What Causes an English Yew to Brown?
Many things can cause an English yew to turn brown, including overwatering, excessive sunlight, and soil that doesn’t have enough minerals. Additional causes include various plant diseases, fungi, and sudden temperature changes. Although yews can handle cold weather, drastic temperature drops can cause winter damage.
Poor Soil Quality
As mentioned above, not having enough nutrients, water, or oxygen in the soil will cause the yew to change colors. You can switch this up by adding new soil, but it’s important to get to the center of the issue.
If there’s not sufficient drainage, you can add loose soil and moss. If there’s too much drainage, you can add a bit of sand or gravel. Avoid clay if possible.
English yews aren’t too good under direct sunlight for more than a few hours daily. The same applies to long-lasting ice buildup.
If your yew looks brown after the season changes, the temperature is more than likely the primary cause. You’ll notice the tips of the needles turn brown before the rest of the limbs.
Disease, Rot, and Fungi
Phytophthora (the bacteria that causes root rot) is largely responsible for ruining an English yew’s roots and turning the needles brown. It’s easy to prevent but difficult to manage.
You can stop root rot in its tracks by never overwatering the plant, aiding the soil drainage, and keeping other plants with the disease away from the English yew.
Now that you know what causes your English yew to turn brown, it’s time to find out how you can prevent it from happening in the first place. Read on for more helpful tips and yew maintenance suggestions.

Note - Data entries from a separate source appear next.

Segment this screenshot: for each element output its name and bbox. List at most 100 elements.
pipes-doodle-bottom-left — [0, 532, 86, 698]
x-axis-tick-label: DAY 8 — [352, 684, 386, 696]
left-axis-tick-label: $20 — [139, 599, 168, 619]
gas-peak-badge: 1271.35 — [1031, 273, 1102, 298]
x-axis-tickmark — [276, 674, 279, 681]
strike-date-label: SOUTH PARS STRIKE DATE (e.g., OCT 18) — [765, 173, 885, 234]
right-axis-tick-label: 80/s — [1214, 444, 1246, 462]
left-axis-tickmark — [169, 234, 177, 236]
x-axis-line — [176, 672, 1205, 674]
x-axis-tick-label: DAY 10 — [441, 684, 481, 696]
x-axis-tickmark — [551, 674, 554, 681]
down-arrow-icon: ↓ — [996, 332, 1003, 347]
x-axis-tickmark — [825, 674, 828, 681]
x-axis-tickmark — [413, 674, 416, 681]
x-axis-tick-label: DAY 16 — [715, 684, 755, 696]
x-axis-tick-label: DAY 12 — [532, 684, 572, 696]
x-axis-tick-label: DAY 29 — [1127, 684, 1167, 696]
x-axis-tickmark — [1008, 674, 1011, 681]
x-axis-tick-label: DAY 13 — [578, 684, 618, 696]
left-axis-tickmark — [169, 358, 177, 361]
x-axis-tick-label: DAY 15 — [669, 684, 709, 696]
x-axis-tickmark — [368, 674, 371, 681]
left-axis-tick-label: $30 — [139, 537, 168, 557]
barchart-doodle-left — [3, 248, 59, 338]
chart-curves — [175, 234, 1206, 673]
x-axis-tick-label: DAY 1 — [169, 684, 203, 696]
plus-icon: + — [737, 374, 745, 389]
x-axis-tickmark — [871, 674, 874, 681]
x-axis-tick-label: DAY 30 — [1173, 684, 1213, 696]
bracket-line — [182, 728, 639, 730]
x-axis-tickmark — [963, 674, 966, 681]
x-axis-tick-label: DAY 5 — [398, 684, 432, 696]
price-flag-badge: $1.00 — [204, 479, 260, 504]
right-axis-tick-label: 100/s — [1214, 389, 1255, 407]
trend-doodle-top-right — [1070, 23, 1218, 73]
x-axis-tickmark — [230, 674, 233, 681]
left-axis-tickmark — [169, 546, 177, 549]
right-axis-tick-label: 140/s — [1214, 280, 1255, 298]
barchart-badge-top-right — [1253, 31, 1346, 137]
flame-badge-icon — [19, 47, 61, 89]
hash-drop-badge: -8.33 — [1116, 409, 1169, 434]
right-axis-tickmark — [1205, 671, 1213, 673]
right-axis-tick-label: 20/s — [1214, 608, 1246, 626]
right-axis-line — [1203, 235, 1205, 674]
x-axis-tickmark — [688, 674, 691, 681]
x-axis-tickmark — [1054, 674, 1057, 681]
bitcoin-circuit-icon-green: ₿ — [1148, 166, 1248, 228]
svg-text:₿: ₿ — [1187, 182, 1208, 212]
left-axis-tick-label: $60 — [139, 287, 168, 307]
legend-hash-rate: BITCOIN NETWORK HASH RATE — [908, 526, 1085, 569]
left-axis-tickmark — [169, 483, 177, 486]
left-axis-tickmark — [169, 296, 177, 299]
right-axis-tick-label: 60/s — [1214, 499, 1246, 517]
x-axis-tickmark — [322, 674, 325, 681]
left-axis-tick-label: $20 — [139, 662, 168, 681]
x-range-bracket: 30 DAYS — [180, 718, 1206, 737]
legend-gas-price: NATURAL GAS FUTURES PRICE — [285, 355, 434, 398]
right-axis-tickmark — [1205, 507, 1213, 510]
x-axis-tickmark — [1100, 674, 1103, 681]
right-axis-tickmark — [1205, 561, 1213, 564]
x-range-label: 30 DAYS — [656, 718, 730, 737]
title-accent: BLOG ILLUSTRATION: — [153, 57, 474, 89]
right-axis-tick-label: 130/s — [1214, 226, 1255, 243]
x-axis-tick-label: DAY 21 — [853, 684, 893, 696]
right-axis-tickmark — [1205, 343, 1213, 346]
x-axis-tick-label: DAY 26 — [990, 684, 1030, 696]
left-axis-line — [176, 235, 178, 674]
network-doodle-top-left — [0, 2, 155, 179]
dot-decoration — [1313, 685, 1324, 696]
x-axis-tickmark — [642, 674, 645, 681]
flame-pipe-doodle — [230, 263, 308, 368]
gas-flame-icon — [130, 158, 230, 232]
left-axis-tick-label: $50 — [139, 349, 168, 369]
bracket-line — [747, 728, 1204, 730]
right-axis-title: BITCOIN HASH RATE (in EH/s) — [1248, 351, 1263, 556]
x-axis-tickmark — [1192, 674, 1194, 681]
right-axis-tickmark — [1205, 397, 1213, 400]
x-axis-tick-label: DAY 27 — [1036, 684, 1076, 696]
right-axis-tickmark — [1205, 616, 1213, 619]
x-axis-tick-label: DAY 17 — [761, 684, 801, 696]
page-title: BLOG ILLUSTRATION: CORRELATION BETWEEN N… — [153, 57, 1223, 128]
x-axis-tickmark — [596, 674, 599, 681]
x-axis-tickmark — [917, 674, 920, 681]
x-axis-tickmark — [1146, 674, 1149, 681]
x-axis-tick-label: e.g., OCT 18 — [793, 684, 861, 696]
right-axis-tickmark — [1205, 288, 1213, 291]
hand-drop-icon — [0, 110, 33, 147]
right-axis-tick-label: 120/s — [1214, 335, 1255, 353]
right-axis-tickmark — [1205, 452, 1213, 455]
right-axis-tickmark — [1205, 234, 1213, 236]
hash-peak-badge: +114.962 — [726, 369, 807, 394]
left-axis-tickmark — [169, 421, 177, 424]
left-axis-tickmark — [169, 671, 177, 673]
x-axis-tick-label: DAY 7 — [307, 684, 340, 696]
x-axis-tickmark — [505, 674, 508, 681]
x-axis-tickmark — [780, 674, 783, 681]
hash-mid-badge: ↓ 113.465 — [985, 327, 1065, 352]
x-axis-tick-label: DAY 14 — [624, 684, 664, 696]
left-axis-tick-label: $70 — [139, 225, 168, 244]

Preventing an English Yew From Browning
You can prevent an English yew from browning by ensuring the soil always has fresh topsoil, compost, or mulch. Another great trick is to put a sunshade over your yew plants since most of them require filtered sunlight.
Direct sunlight can be problematic, so a small sunshade can work wonders for your garden.
The good news is that most English yews can recover in the spring without any intervention (source). Winter damage browns the needles and limbs, making the plant look like it’s on its last leg. That being said, it might only need a little bit of warmth to pull through.
You can also wrap the base with burlap fabric.
Another cause is using harmful chemicals on or around the English yew. Make sure you only use high-quality, all-natural pesticides, herbicides, and fungicides in your garden.
While some plants can handle the harsh chemicals, others (such as the English yew) can’t. It’s best to stay on the safe side and keep your plants from losing their colors.
While it’s not as common, transplanting an English yew can make it look brown for a little bit. The roots can be shocked by the transition, making it difficult for them to absorb a lot of moisture and nutrients. However, this issue typically goes away on its own.
English yews are tough and can almost always come back after turning brown. The recovery method depends on what’s causing the discoloration, but it typically has to do with soil, water, or pruning. Good luck!